Several previous studies attempted to develop an algorithm for the diagnosis of CS PCa on MRI using radiomics [4, 26]. However, all of these studies used a manual segmentation or an automatic segmentation originally based on manual segmentations as input in their radiomics models [4] which still requires the time-consuming and tedious task of initially manually segmenting the lesions. The DLM auto-fixed VOI method is not limited by the availability of manual segmentations and allows for a faster analysis. To the best of our knowledge, there are no other studies that applied a deep learning–based semi-automatic segmentation technique combined with radiomics modeling for the diagnosis of CS PCa on mpMRI. Nevertheless, some comparisons can be made with the study by Brunese et al [27] that aimed to predict PCa Gleason scores through a deep neural architecture exploiting a set of radiomics features. While still based on manual segmentations, Burnese et al [27] did combine a set of radiomics features with a deep learning approach to predict Gleason scores. Their approach and specifically the prediction model had a much larger deep learning component since our model only contained radiomics features. This might also be reflected in their accuracy which averaged around 0.97. However, a much more plausible explanation for this relatively high accuracy in Burnese et al’s study [27] is the low number of patients (n = 62), no hold-out test set, and the use of accuracy, which is susceptible to label imbalances [28], without reporting the initial label distribution. Another study with some overlap with the currently proposed technique was done by Jing-Wen et al [29]. They developed a semi-automatic segmentation approach based on deep learning which was then used to calculate radiomics features. Similar to the present study, their approach led to a major time reduction when compared to manual segmentation and also managed to score higher than the manual-based model. However, the study by Jing-Wen et al [29] involved dual-energy computed tomography in gastric cancer, which differs considerably with the clinical setting of the present study.

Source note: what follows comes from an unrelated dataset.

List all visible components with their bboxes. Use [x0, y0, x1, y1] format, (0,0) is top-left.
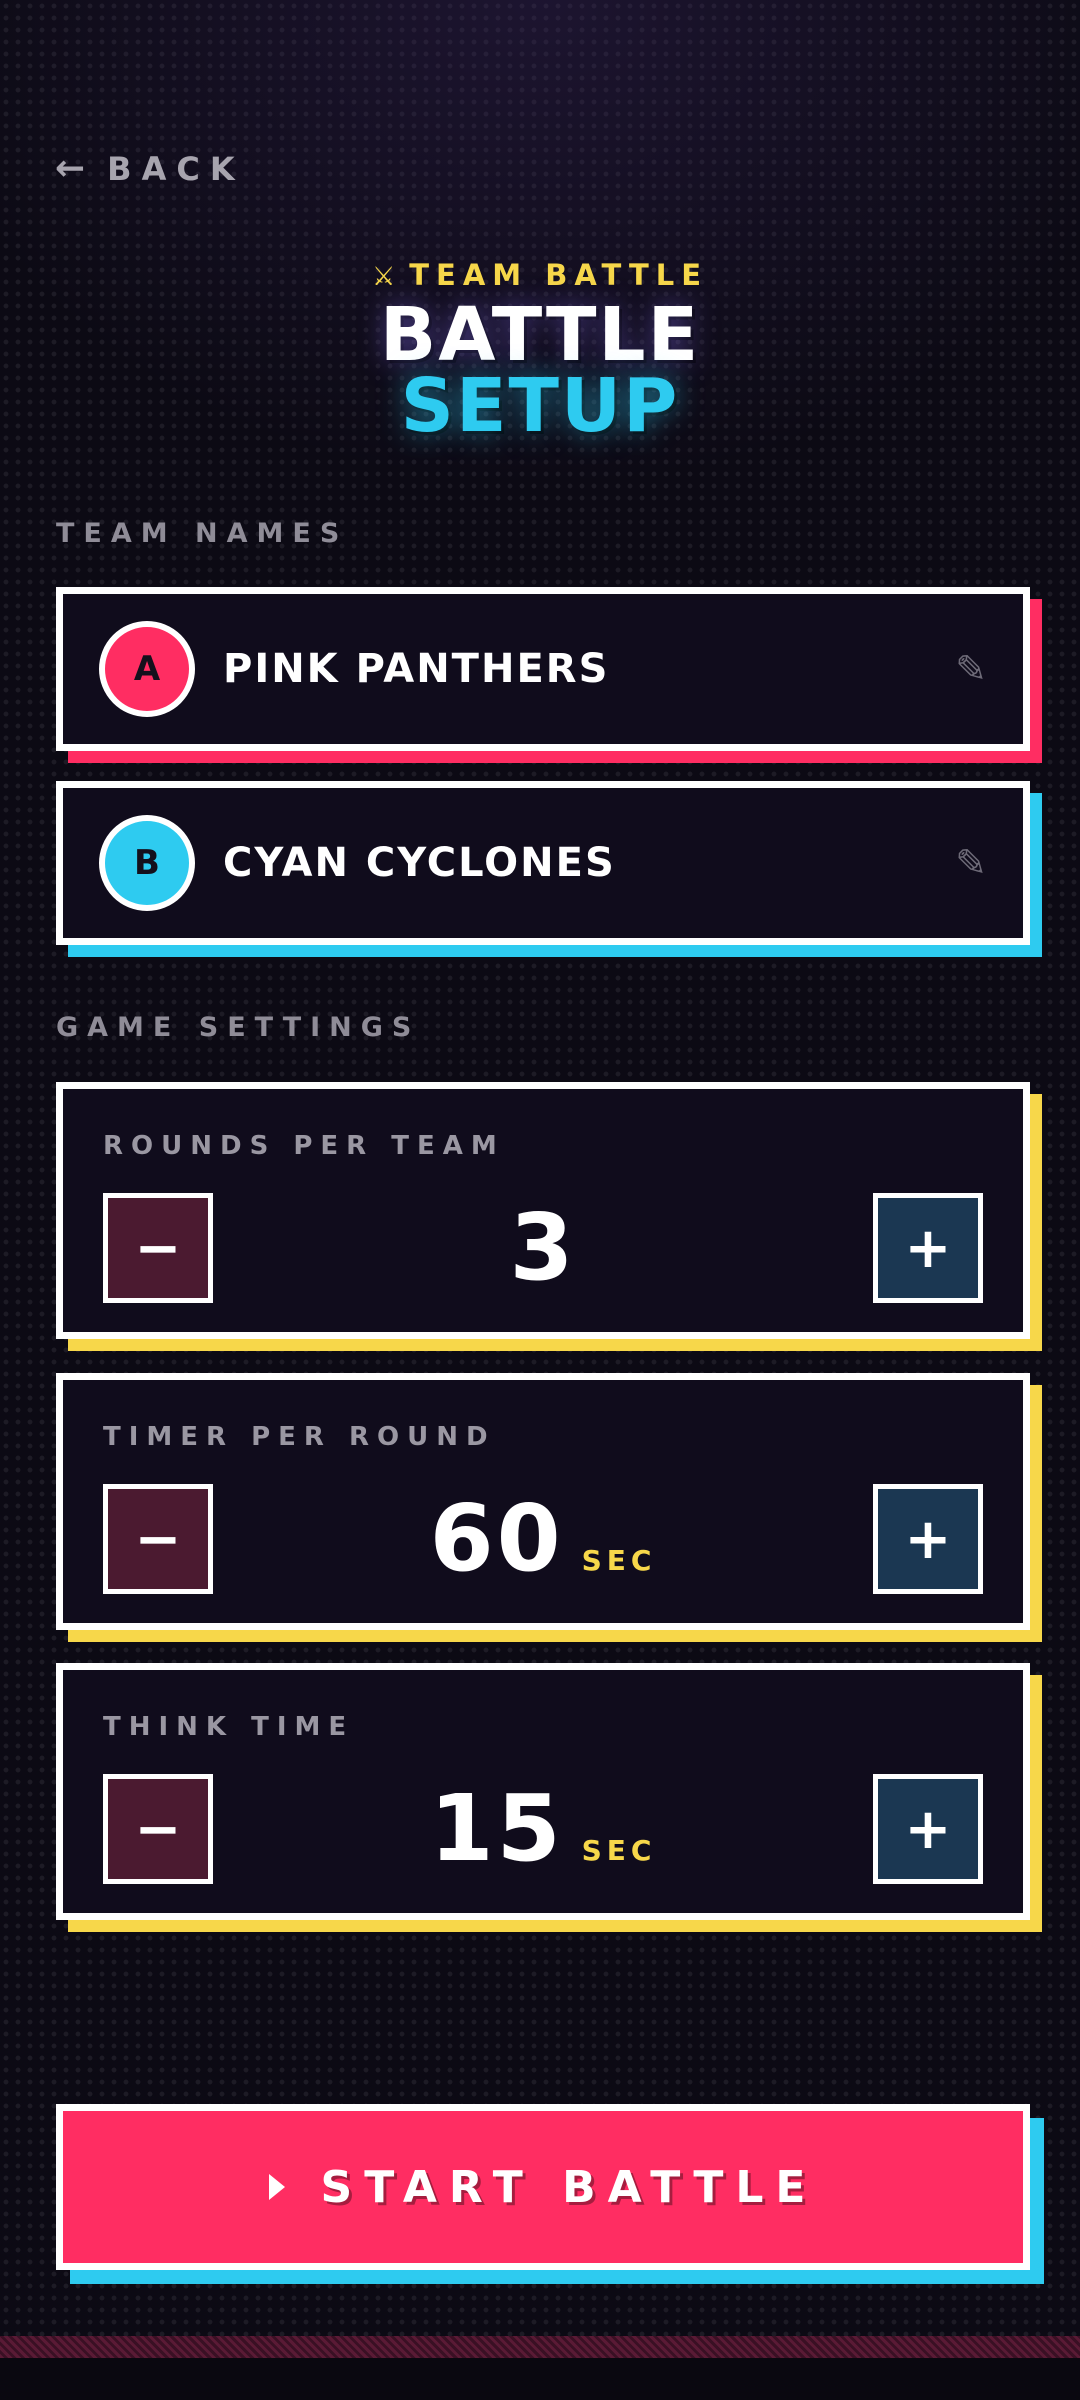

The present study had some limitations. First, 320 of the 524 included lesions were non-CS entities which led to a minor label imbalance. However, this was accounted for by introducing a weight factor to the Bayesian optimization with a parameter space around the sum of the non-CS entities divided by the sum of the CS PCa lesions in the training set. Additionally, the use of AUC under the precision-recall curve as optimization metric for the Optuna objective function solves the remaining label imbalance issues. Second, the current dataset consisted of lesions in all prostate zones. Since radiomics features are significantly different in each zone [30], future more complex radiomics models, which can use the new segmentation technique as proposed in this current work, need to be investigated to account for these differences. Additionally, the optimization of the DLM diameter was performed for the total dataset and not each separate zone. A small experiment with the test data split for each zone did not show any differences in model performance in each zone. However, performance could perhaps improve if correctly optimized. Nonetheless, the deep learning zonal segmentation required for this optimization is outside of the scope of the current work.

In conclusion, a DLM auto-fixed VOI segmentation can provide a potentially more accurate diagnosis of CS PCa than expert manual segmentation while also reducing expert time investment by more than 97%.